To repeat an earlier point, I have cautioned them about overtraining. Still, it has been hard to argue with the results. They work to utilize variations of certain lifts to assist them in handing the frequency, without the corresponding overtraining effect. 


They train hard, with a liberal use of the compound multi-joint lifts – bench press, squat, and deadlift.

In my opinion, the group is continuously testing the line between training optimally and training maximally. Still, in general, they have done an admirable job maintaining a solid level of intensity. They continually push each other to train harder (see synergy) and to maximize the benefit of their time in the gym.

We are in a suburb of Dallas, Texas. The heat can be sweltering, and we are not big believers in air-conditioned gyms. This group consistently deposits puddles of sweat across the horse-stall-mat flooring. 


They push each other and there exists a sense of healthy competition. 

Motivation is a powerful facet that drives significant portions of our behavior. During intense weight training, athletes are motivated by a strong desire for success, peer acceptance, and a fear of failure. My son has been able to foster productive competition in the gym. It is friendly and often unspoken, but it is pervasive.
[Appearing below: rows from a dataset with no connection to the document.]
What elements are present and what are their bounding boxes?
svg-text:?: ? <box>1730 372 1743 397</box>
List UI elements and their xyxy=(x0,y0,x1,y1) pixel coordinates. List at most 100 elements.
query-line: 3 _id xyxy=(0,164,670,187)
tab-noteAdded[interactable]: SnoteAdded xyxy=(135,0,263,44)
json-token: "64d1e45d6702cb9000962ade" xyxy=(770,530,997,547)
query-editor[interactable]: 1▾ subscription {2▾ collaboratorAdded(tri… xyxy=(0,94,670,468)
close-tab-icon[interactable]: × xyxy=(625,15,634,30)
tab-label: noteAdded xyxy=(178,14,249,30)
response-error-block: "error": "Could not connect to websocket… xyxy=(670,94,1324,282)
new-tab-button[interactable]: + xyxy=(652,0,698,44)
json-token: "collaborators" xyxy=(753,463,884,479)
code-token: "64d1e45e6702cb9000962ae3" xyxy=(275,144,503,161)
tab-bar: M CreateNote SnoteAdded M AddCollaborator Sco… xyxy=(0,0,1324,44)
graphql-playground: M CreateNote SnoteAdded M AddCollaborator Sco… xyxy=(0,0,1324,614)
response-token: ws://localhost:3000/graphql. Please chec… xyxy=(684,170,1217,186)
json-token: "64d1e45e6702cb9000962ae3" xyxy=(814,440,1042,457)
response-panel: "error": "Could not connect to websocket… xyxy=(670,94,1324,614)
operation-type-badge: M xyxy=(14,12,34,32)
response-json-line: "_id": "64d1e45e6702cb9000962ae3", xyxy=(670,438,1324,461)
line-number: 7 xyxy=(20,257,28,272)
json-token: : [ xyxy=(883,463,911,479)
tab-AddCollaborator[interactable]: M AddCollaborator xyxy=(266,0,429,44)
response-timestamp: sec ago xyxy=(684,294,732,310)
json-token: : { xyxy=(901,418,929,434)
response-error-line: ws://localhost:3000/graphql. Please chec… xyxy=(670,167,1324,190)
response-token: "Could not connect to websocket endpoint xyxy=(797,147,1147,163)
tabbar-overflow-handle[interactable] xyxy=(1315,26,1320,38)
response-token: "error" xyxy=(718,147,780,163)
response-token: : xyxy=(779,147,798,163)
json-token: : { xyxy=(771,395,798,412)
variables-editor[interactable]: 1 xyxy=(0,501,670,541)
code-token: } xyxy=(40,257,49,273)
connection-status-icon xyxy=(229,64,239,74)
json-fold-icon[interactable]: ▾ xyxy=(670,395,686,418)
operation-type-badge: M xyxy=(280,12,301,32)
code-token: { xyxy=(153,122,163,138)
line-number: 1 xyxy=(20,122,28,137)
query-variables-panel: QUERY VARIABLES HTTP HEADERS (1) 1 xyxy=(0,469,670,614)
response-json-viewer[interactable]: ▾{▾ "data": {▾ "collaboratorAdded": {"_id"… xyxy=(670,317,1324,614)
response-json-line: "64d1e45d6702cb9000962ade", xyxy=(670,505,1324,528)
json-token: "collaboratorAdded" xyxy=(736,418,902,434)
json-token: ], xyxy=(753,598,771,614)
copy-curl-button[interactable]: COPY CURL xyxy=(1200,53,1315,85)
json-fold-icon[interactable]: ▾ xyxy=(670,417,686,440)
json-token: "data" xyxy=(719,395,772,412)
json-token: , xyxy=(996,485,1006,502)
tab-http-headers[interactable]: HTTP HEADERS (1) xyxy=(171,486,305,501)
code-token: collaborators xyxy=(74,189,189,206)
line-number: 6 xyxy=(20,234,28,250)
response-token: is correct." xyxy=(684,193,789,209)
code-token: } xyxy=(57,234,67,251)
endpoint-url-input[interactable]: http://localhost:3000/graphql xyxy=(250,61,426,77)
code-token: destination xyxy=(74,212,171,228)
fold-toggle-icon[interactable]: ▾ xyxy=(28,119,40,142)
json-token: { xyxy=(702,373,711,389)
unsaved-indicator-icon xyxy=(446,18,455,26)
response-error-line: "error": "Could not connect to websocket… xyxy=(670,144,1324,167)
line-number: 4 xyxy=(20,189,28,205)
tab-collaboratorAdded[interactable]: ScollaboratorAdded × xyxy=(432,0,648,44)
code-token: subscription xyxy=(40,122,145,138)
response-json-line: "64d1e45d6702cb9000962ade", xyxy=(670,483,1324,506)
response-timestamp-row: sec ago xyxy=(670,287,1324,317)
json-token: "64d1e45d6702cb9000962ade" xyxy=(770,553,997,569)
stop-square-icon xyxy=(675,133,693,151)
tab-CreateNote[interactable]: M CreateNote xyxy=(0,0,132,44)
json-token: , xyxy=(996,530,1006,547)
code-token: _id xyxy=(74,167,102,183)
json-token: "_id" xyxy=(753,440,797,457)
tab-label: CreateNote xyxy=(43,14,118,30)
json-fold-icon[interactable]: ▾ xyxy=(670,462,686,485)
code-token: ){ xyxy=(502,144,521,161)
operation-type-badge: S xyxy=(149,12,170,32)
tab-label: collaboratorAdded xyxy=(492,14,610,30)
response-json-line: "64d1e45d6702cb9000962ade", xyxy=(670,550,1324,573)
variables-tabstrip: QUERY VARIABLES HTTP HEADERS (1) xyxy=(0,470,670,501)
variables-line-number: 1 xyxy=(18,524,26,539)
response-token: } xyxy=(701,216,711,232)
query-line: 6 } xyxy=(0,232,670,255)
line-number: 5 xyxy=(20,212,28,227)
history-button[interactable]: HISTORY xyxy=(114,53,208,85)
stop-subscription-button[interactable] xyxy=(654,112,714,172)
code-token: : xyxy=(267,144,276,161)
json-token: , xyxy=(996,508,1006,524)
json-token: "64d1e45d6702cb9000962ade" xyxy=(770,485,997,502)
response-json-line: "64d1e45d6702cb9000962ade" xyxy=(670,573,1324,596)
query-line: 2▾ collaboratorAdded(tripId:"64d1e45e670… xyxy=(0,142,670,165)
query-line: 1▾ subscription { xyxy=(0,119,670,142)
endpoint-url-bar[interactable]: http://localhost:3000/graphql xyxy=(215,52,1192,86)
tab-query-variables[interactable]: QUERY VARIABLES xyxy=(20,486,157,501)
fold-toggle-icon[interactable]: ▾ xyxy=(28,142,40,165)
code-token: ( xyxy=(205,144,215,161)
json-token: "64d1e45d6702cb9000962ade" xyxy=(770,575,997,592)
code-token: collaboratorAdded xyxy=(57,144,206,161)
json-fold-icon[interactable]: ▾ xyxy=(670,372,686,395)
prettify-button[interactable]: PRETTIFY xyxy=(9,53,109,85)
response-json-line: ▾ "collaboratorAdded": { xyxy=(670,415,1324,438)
He is continually aware of how close his training peers are to his maximum lifts and whether he gains or loses ground.

The competition has forced my son to train harder, and it appears to have pushed the entire crew further. My son believes that the synergy provided by good training partners has driven him to expand his gains.

Worthwhile endeavors always require sacrifice and dedication. Extreme motivation is one of the catalysts that allow trainees to endure the discomfort of training. Some find it intrinsically; others find it extrinsically. Most recently, my son rediscovered his training motivation while training in a two-car garage in Texas. He is not ready to allow his peers to surpass his efforts without a fight.

In Conclusion

Be mindful of the macro Keys to Progress. Rediscover your motivation, increase your intensity, and consistency. Consistency is the key. Utilize the resulting drive to achieve success in all your endeavors.


  1.  McCallum, J., & Strossen, R. J. (1993). The complete keys to progress. Nevada City, CA: IronMind Enterprises.
  2. Kelso, P. (1996). Powerlifting basics, Texas-style: The adventures of Lope Delk. Nevada City, CA: IronMind Enterprises.